The ANN, which like the brain can learn to discern certain patterns and place them into categories, is currently used by the FBI for fingerprint, voice, and handwriting recognition.
“The ANN is a method of error minimization,” said Khan. “It goes through a learning epoch, where it tries to learn the features of gene expression for a particular sample, then it goes back and feeds in these [diagnostic criteria] and tries to use them to diagnose a new sample.” The ANN gets feedback about whether the diagnosis is correct, then incorporates this information into its classification criteria and goes back to another learning iteration.
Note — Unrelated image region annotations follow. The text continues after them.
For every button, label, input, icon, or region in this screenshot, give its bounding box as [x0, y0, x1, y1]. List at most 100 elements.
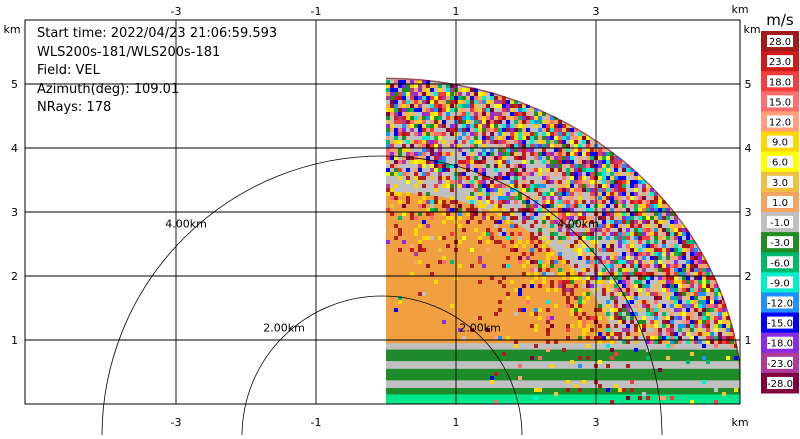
noise-cell	[458, 240, 462, 244]
noise-cell	[606, 220, 610, 224]
noise-cell	[690, 284, 694, 288]
noise-cell	[610, 216, 614, 220]
noise-cell	[562, 128, 566, 132]
noise-cell	[698, 328, 702, 332]
noise-cell	[558, 208, 562, 212]
noise-cell	[502, 124, 506, 128]
noise-cell	[406, 104, 410, 108]
noise-cell	[534, 236, 538, 240]
noise-cell	[514, 216, 518, 220]
noise-cell	[510, 168, 514, 172]
colorbar-label-bg	[767, 256, 793, 269]
noise-cell	[550, 140, 554, 144]
noise-cell	[530, 240, 534, 244]
noise-cell	[418, 204, 422, 208]
noise-cell	[434, 184, 438, 188]
noise-cell	[450, 200, 454, 204]
noise-cell	[610, 240, 614, 244]
noise-cell	[610, 232, 614, 236]
noise-cell	[670, 328, 674, 332]
noise-cell	[538, 356, 542, 360]
noise-cell	[562, 124, 566, 128]
noise-cell	[398, 104, 402, 108]
noise-cell	[690, 264, 694, 268]
noise-cell	[442, 236, 446, 240]
noise-cell	[498, 336, 502, 340]
noise-cell	[430, 100, 434, 104]
noise-cell	[458, 112, 462, 116]
noise-cell	[566, 148, 570, 152]
noise-cell	[690, 352, 694, 356]
noise-cell	[450, 108, 454, 112]
noise-cell	[510, 148, 514, 152]
noise-cell	[486, 188, 490, 192]
noise-cell	[650, 224, 654, 228]
noise-cell	[522, 180, 526, 184]
noise-cell	[642, 192, 646, 196]
noise-cell	[622, 292, 626, 296]
noise-cell	[490, 152, 494, 156]
noise-cell	[534, 260, 538, 264]
noise-cell	[698, 284, 702, 288]
noise-cell	[426, 84, 430, 88]
noise-cell	[494, 136, 498, 140]
noise-cell	[490, 148, 494, 152]
colorbar-label: 18.0	[769, 77, 791, 88]
noise-cell	[526, 256, 530, 260]
noise-cell	[494, 336, 498, 340]
noise-cell	[638, 292, 642, 296]
noise-cell	[402, 104, 406, 108]
noise-cell	[518, 236, 522, 240]
noise-cell	[686, 248, 690, 252]
noise-cell	[506, 172, 510, 176]
noise-cell	[542, 204, 546, 208]
colorbar-label: -15.0	[767, 319, 793, 330]
noise-cell	[614, 192, 618, 196]
noise-cell	[610, 272, 614, 276]
noise-cell	[582, 272, 586, 276]
noise-cell	[678, 304, 682, 308]
noise-cell	[398, 172, 402, 176]
noise-cell	[622, 268, 626, 272]
noise-cell	[662, 228, 666, 232]
noise-cell	[494, 312, 498, 316]
noise-cell	[566, 184, 570, 188]
noise-cell	[578, 216, 582, 220]
noise-cell	[658, 260, 662, 264]
noise-cell	[434, 92, 438, 96]
noise-cell	[486, 96, 490, 100]
noise-cell	[406, 96, 410, 100]
noise-cell	[526, 112, 530, 116]
noise-cell	[622, 220, 626, 224]
noise-cell	[634, 204, 638, 208]
noise-cell	[546, 196, 550, 200]
noise-cell	[622, 304, 626, 308]
noise-cell	[550, 124, 554, 128]
noise-cell	[538, 240, 542, 244]
noise-cell	[646, 340, 650, 344]
noise-cell	[542, 224, 546, 228]
noise-cell	[514, 156, 518, 160]
noise-cell	[586, 268, 590, 272]
noise-cell	[518, 116, 522, 120]
colorbar-label-bg	[767, 296, 793, 309]
noise-cell	[418, 156, 422, 160]
noise-cell	[406, 132, 410, 136]
noise-cell	[418, 244, 422, 248]
noise-cell	[590, 260, 594, 264]
noise-cell	[630, 216, 634, 220]
noise-cell	[526, 120, 530, 124]
noise-cell	[618, 284, 622, 288]
noise-cell	[654, 284, 658, 288]
noise-cell	[662, 220, 666, 224]
noise-cell	[386, 172, 390, 176]
noise-cell	[410, 212, 414, 216]
noise-cell	[590, 156, 594, 160]
noise-cell	[546, 340, 550, 344]
noise-cell	[626, 192, 630, 196]
noise-cell	[394, 116, 398, 120]
noise-cell	[538, 148, 542, 152]
noise-cell	[698, 304, 702, 308]
noise-cell	[662, 288, 666, 292]
noise-cell	[626, 228, 630, 232]
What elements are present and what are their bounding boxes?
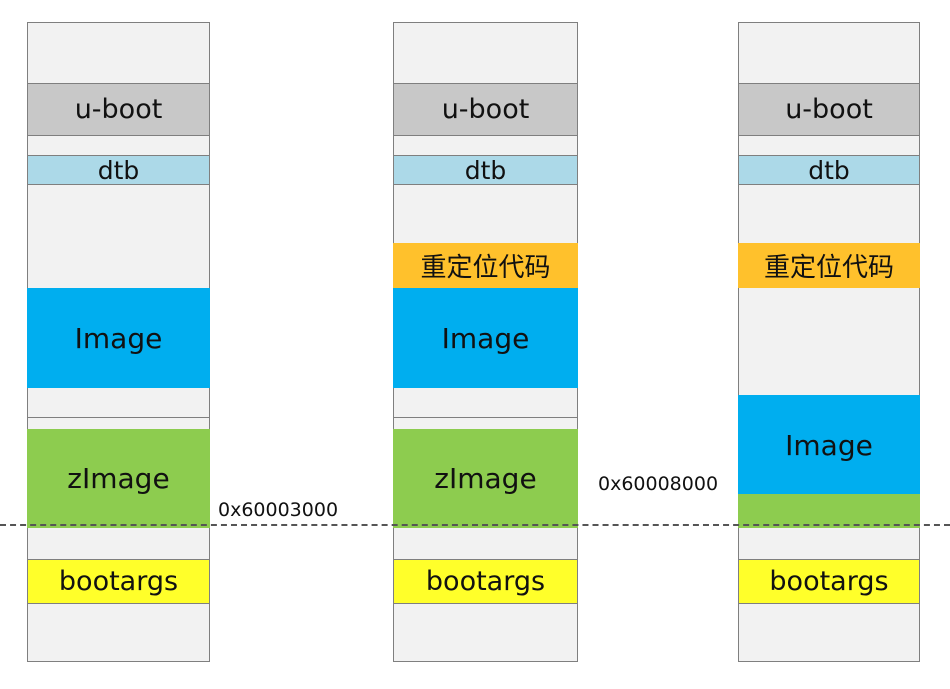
- dtb-block: dtb: [27, 155, 210, 185]
- divider: [28, 417, 209, 418]
- memory-column-2: u-boot dtb 重定位代码 Image zImage bootargs: [393, 22, 578, 662]
- uboot-block: u-boot: [738, 83, 920, 136]
- bootargs-block: bootargs: [738, 559, 920, 604]
- divider: [394, 417, 577, 418]
- bootargs-block: bootargs: [393, 559, 578, 604]
- address-label-2: 0x60008000: [598, 473, 719, 495]
- reference-dashed-line: [0, 524, 950, 526]
- bootargs-block: bootargs: [27, 559, 210, 604]
- zimage-block: zImage: [393, 429, 578, 528]
- dtb-block: dtb: [738, 155, 920, 185]
- relocation-code-block: 重定位代码: [738, 243, 920, 288]
- uboot-block: u-boot: [393, 83, 578, 136]
- image-block: Image: [27, 288, 210, 388]
- image-block: Image: [393, 288, 578, 388]
- image-tail-block: [738, 494, 920, 528]
- dtb-block: dtb: [393, 155, 578, 185]
- memory-column-1: u-boot dtb Image zImage bootargs: [27, 22, 210, 662]
- image-block: Image: [738, 395, 920, 495]
- relocation-code-block: 重定位代码: [393, 243, 578, 288]
- uboot-block: u-boot: [27, 83, 210, 136]
- memory-column-3: u-boot dtb 重定位代码 Image bootargs: [738, 22, 920, 662]
- address-label-1: 0x60003000: [218, 499, 339, 521]
- zimage-block: zImage: [27, 429, 210, 528]
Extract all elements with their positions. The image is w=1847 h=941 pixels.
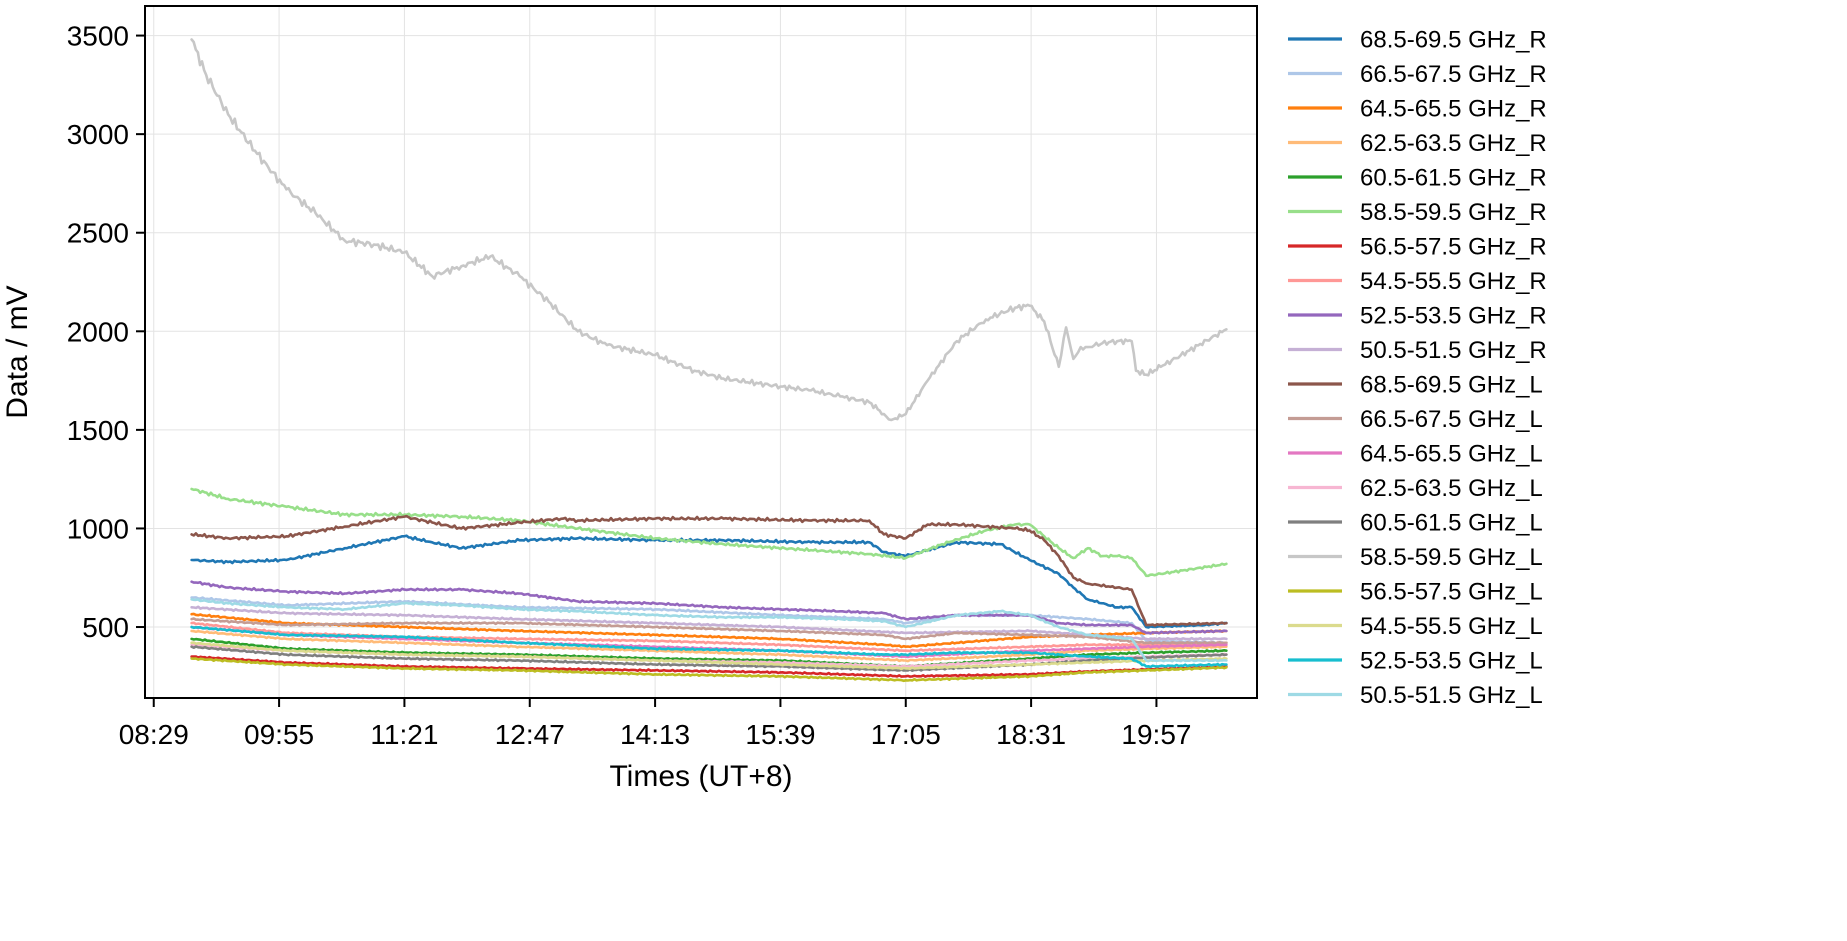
series-lines [190, 38, 1228, 683]
legend-label: 56.5-57.5 GHz_R [1360, 234, 1547, 261]
series-line-8 [190, 580, 1228, 635]
y-tick-label: 2500 [67, 218, 129, 249]
legend-label: 50.5-51.5 GHz_L [1360, 682, 1543, 709]
legend-label: 68.5-69.5 GHz_R [1360, 27, 1547, 54]
legend-label: 66.5-67.5 GHz_R [1360, 61, 1547, 88]
legend-label: 64.5-65.5 GHz_L [1360, 441, 1543, 468]
series-line-4 [190, 637, 1228, 668]
legend-label: 52.5-53.5 GHz_L [1360, 648, 1543, 675]
plot-area-frame [144, 5, 1258, 699]
y-axis: 500 1000 1500 2000 2500 3000 3500 [67, 21, 145, 643]
legend-label: 64.5-65.5 GHz_R [1360, 96, 1547, 123]
x-tick-label: 11:21 [370, 719, 438, 750]
legend-label: 60.5-61.5 GHz_L [1360, 510, 1543, 537]
series-line-0 [190, 534, 1228, 629]
x-tick-label: 08:29 [119, 719, 189, 750]
series-line-9 [190, 605, 1228, 641]
y-tick-label: 3500 [67, 21, 129, 52]
legend: 68.5-69.5 GHz_R 66.5-67.5 GHz_R 64.5-65.5 … [1288, 27, 1547, 709]
x-tick-label: 12:47 [495, 719, 565, 750]
x-tick-label: 17:05 [871, 719, 941, 750]
y-tick-label: 1500 [67, 415, 129, 446]
grid [145, 6, 1257, 698]
legend-label: 62.5-63.5 GHz_L [1360, 475, 1543, 502]
series-line-15 [190, 38, 1228, 422]
legend-label: 56.5-57.5 GHz_L [1360, 579, 1543, 606]
y-tick-label: 500 [82, 612, 129, 643]
x-tick-label: 14:13 [620, 719, 690, 750]
x-tick-label: 18:31 [996, 719, 1066, 750]
series-line-17 [190, 641, 1228, 671]
series-line-19 [190, 598, 1228, 663]
legend-label: 62.5-63.5 GHz_R [1360, 130, 1547, 157]
legend-label: 54.5-55.5 GHz_L [1360, 613, 1543, 640]
series-line-10 [190, 514, 1228, 627]
x-tick-label: 15:39 [745, 719, 815, 750]
legend-label: 68.5-69.5 GHz_L [1360, 372, 1543, 399]
legend-label: 52.5-53.5 GHz_R [1360, 303, 1547, 330]
x-axis: 08:29 09:55 11:21 12:47 14:13 15:39 17:05 18:31… [119, 698, 1191, 750]
legend-label: 66.5-67.5 GHz_L [1360, 406, 1543, 433]
series-line-1 [190, 596, 1228, 645]
legend-label: 58.5-59.5 GHz_L [1360, 544, 1543, 571]
x-axis-title: Times (UT+8) [609, 760, 792, 793]
y-axis-title: Data / mV [1, 285, 34, 418]
y-tick-label: 1000 [67, 513, 129, 544]
series-line-16 [190, 657, 1228, 683]
series-line-5 [190, 487, 1228, 578]
y-tick-label: 3000 [67, 119, 129, 150]
series-line-11 [190, 617, 1228, 645]
x-tick-label: 19:57 [1121, 719, 1191, 750]
series-line-3 [190, 629, 1228, 663]
legend-label: 58.5-59.5 GHz_R [1360, 199, 1547, 226]
series-line-6 [190, 655, 1228, 678]
y-tick-label: 2000 [67, 316, 129, 347]
x-tick-label: 09:55 [244, 719, 314, 750]
legend-label: 50.5-51.5 GHz_R [1360, 337, 1547, 364]
series-line-18 [190, 625, 1228, 669]
legend-label: 60.5-61.5 GHz_R [1360, 165, 1547, 192]
legend-label: 54.5-55.5 GHz_R [1360, 268, 1547, 295]
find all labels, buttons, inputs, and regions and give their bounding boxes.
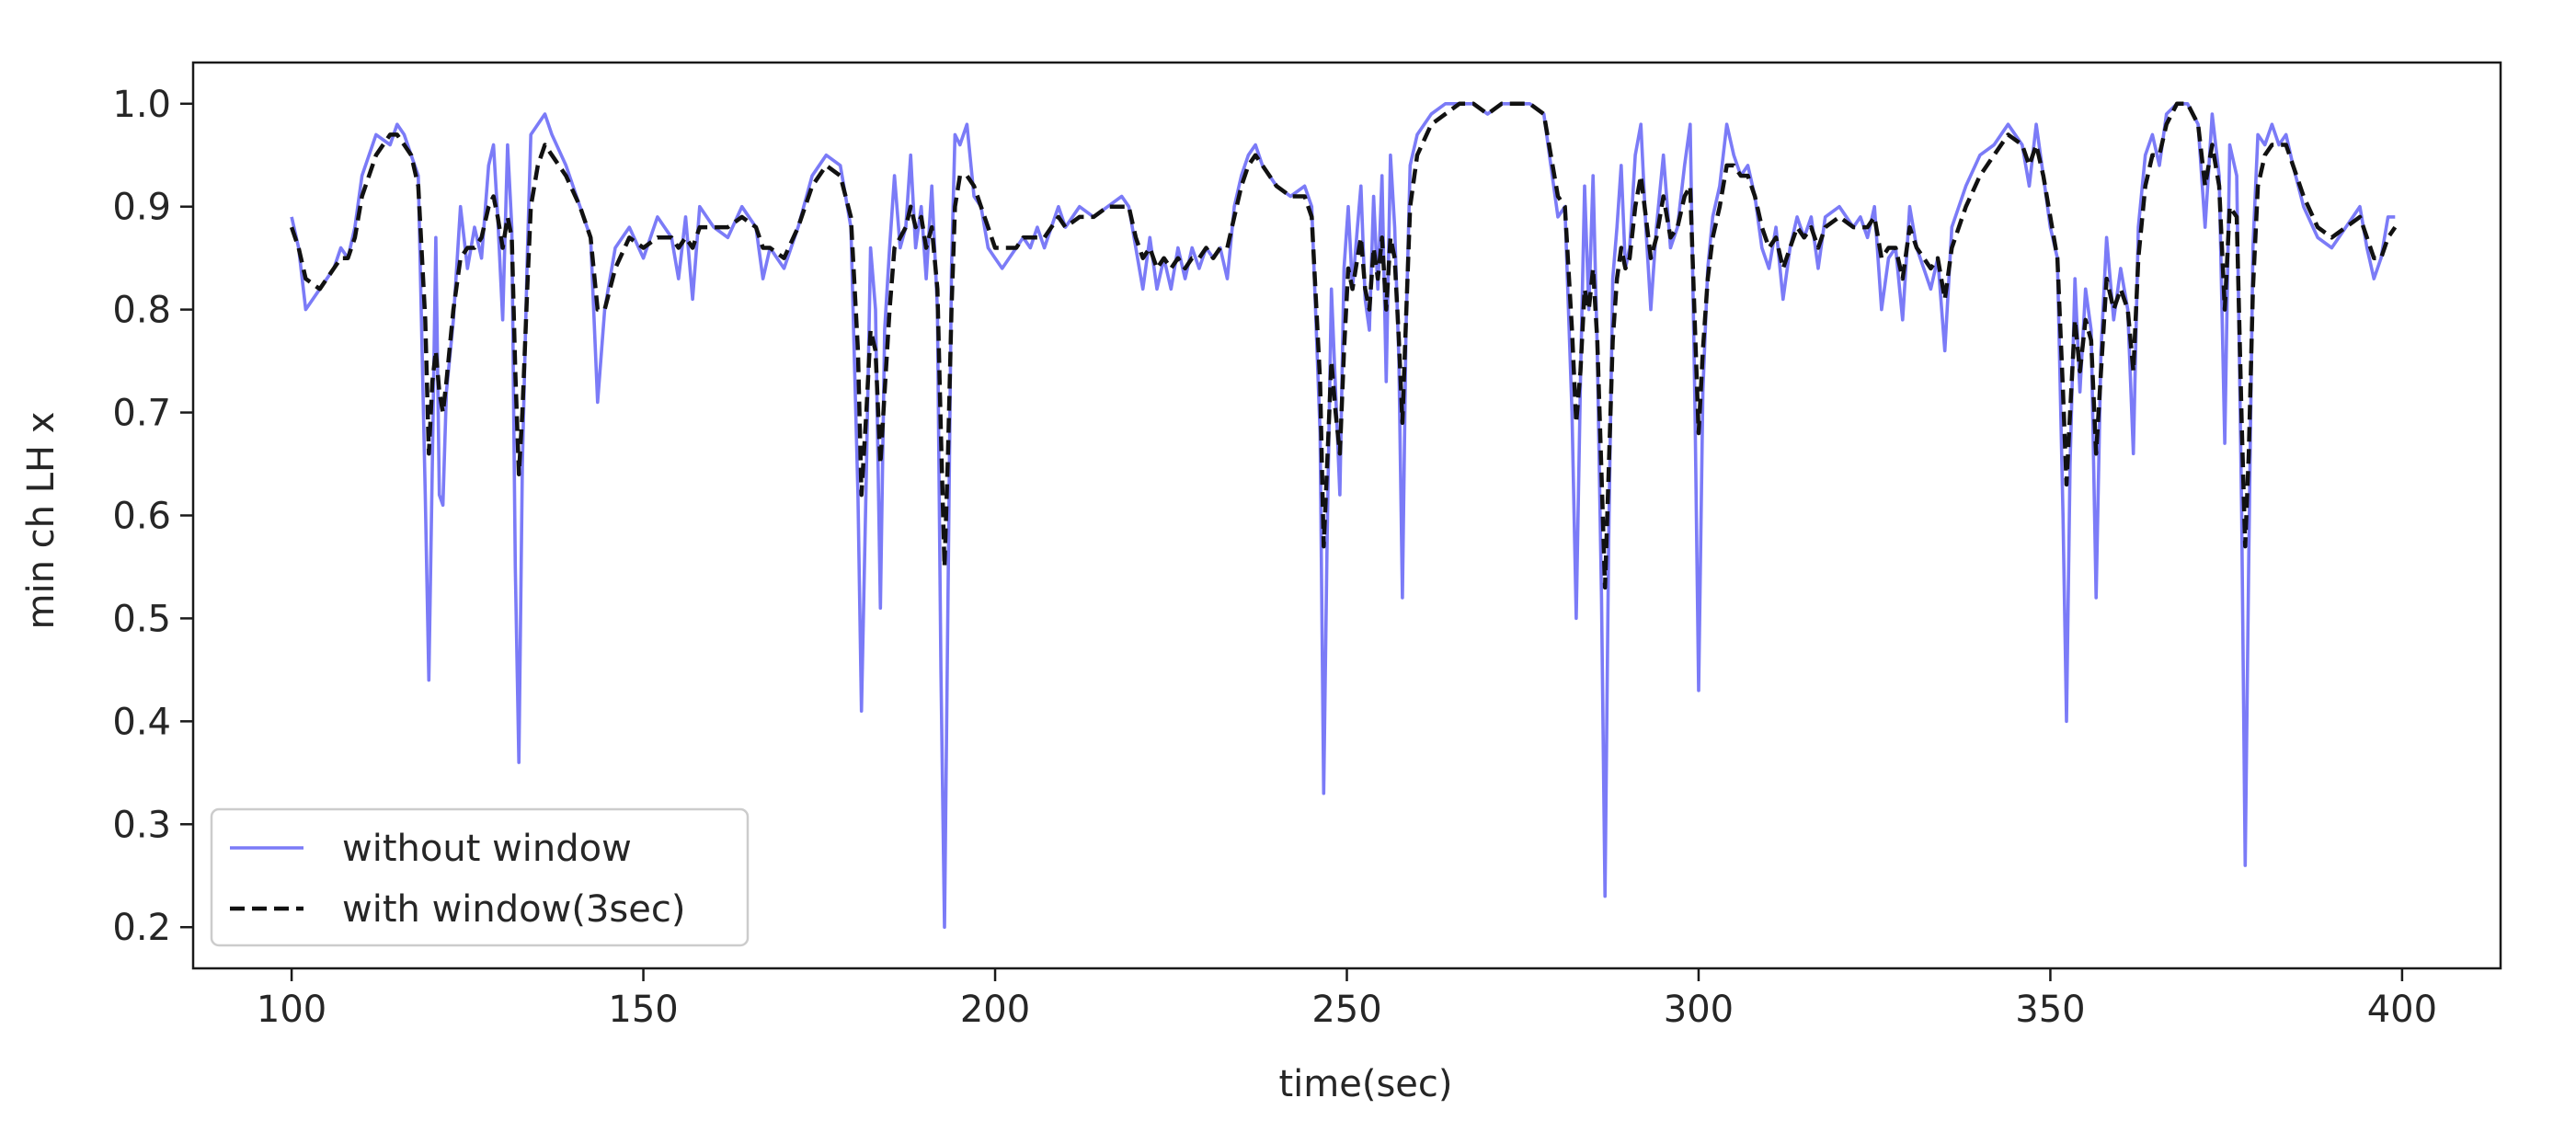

To teach the ANN to diagnose tumors based on gene expression patterns, the researchers first input the gene data from 63 “training samples,” that had already been accurately typed based on other methods. They combined the gene expression information from the nearly 4,000 expressed genes into 10 large chunks using a method called principal component analysis.
The researchers input these 10 components from each sample and asked the ANN to assign the samples to one of four types based on the component variation. By repeating these experiments through 100 learning epochs, the researchers were able to train the ANN to correctly diagnose the cancers 100 percent of the time.
The researchers then tested the ANN model using 25 blinded test samples, 20 of which came from the four cancers and five of which were from other tissues. The model correctly classified all of them, but discarded three correctly classified SRBCT samples due to less than 95 percent confidence in the classification. They also identified 41 new genes previously not known to be related to these cancers.
The result, the researchers wrote, “supports the potential use of these methods as an adjunct to routine histological diagnosis.”
The analysis method, however, does not provide information on which genes have a causative effect on which cancers and lacks the sensitivity to detect some differential gene expression patterns.
With refinements including higher-density arrays, Kahn believes this microarray-ANN diagnostic method could easily make the leap from research lab to clinical setting.
“The next step is to have national prospective trials with more patients, and to use the microarray not only to diagnose a [cancer] but to find the genes that correlate with a bad prognosis and [use them] to target these patients for treatments,” Khan said.